Eight Days to Live is a true-life story about Teresa Spring (Rowan), who spent eight days searching for her son Joe, whose car went missing in the rough interior of the Rocky Mountains.
In God's Country hits the buzz topic of polygamous Mormon marriages, as seen through the eyes of Judith (Rowan), one of eight wives and a mother of four, including a 12-year-old daughter who is molested by one of her stepbrothers. Judith is faced with consequences when she breaks the community's long-held code of silence.

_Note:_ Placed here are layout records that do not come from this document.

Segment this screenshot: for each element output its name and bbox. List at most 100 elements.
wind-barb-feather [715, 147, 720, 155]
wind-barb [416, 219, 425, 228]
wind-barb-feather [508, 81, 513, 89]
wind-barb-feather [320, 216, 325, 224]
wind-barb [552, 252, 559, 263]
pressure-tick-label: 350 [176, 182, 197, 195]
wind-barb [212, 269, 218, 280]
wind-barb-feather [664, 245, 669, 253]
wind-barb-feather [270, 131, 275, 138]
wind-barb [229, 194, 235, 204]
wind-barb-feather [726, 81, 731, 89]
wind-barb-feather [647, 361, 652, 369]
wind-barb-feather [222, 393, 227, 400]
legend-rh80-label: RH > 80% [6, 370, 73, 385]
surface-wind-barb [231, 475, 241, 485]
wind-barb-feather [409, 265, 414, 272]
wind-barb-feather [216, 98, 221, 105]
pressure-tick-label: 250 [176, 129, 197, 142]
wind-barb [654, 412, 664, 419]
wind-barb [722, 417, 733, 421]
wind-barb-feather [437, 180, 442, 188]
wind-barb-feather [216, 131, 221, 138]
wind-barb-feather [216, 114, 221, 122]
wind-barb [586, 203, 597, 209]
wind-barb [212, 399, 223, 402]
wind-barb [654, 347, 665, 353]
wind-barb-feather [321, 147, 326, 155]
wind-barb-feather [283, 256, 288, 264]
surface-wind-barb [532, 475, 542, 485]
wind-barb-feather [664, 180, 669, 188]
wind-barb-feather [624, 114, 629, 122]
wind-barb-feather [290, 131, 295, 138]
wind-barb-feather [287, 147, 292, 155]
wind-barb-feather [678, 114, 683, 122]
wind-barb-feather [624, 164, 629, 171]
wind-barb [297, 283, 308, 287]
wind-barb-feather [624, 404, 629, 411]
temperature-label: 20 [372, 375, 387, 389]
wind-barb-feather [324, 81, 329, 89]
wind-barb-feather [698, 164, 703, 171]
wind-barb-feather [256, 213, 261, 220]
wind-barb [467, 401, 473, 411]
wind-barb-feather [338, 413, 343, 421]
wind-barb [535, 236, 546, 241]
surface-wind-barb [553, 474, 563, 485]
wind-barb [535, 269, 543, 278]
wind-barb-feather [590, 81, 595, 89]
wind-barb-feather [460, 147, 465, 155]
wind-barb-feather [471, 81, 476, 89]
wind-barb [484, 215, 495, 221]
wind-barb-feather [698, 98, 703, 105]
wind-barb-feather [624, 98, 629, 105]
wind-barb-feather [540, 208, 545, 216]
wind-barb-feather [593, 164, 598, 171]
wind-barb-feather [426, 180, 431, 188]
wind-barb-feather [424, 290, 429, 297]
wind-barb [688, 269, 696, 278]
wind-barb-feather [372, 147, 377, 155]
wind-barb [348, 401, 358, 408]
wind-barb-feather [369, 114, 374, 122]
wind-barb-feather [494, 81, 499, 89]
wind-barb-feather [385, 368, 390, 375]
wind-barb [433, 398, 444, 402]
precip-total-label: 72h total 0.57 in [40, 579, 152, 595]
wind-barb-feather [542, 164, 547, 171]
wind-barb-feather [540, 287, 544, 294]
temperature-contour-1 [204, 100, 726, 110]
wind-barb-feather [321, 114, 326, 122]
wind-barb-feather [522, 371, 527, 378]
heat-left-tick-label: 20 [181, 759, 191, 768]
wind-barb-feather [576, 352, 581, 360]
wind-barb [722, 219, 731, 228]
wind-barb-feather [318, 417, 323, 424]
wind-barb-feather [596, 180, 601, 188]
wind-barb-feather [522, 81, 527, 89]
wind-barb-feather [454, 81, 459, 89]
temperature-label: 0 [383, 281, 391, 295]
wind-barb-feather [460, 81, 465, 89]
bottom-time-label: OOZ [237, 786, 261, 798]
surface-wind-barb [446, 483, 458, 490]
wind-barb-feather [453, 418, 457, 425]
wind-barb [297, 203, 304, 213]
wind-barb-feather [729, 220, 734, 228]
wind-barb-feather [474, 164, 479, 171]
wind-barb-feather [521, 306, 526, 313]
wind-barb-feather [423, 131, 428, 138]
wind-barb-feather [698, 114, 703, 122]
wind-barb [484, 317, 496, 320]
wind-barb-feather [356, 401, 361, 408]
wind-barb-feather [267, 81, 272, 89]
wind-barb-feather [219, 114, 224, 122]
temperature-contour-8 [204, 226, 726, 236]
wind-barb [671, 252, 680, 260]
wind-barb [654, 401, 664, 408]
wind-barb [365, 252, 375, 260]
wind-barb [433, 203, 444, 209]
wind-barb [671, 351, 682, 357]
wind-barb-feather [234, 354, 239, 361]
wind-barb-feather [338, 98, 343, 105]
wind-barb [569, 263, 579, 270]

Shaftesbury tends to build and extend its relationships with actors, directors and craftspeople, so Rowan not only starred in two of the nominated TV movies, she served as executive producer as well.
The prodco's third movie contender, The Robber Bride - a whodunit based on the Margaret Atwood novel and produced with Working Title Television - garnered only 535,000 viewers on CBC, but scored nominations for both an Emmy (for American lead actress Mary-Louise Parker) and five Geminis.
Still, Jennings craves "recognition" for all her productions and stresses the Geminis are a big deal.
"They've always been very, very important to us as a company," she says. "There is an enormous amount of work to get yourself organized to even become a candidate. It's huge! It's almost a full-time job for someone in the company for a month or two, because we want everyone to stand a chance for nomination."
The hard work paid off this go-round. The CBC miniseries Above and Beyond (a copro with Pope Productions) earned six nominations, The Jane Show grabbed four, and CBC TV movie Booky Makes Her Mark earned three. CBC summer drama series 11 Cameras got one nom, as did the Lifetime/Movie Central MOW Me & Luke and popular family series Life with Derek.
Although Global comedy series The Jane Show was cancelled after two seasons and Derek is shooting its final cycle for Family Channel, Jennings says more series and movies are in the works.
Rowan may begin shooting another TV movie, Good Times Are Killing Me, with Jennings' team in November, and the exec is also trying to find a new series for lead Teresa Pavlinek now that Jane is cancelled.
Shaftesbury is currently looking at another couple of projects, including an eight-part series for TMN based on Vincent Lam's Bloodletting and Miraculous Cures and an adult comedy series from Daphne Ballon, creator of Derek.
Continuing to collaborate with writers such as Ballon and actors like Rowan has been a Shaftesbury trademark since its origins in feature films in 1987. That strategy transferred to its television business, and the company has emerged as a strong multi-format content provider with a focus on projects for the global marketplace and international coproductions.
(Playback reported the prodco's production and development spending at $54 million for 2006, ranking it fifth among Canadian companies).
Its SK Films, developed with Imax Corp. cofounder Robert Kerr, produces and distributes large-format films to Imax and other giant-screen theaters worldwide. Yet television continues to be the company nucleus, and developing talent is the secret ingredient.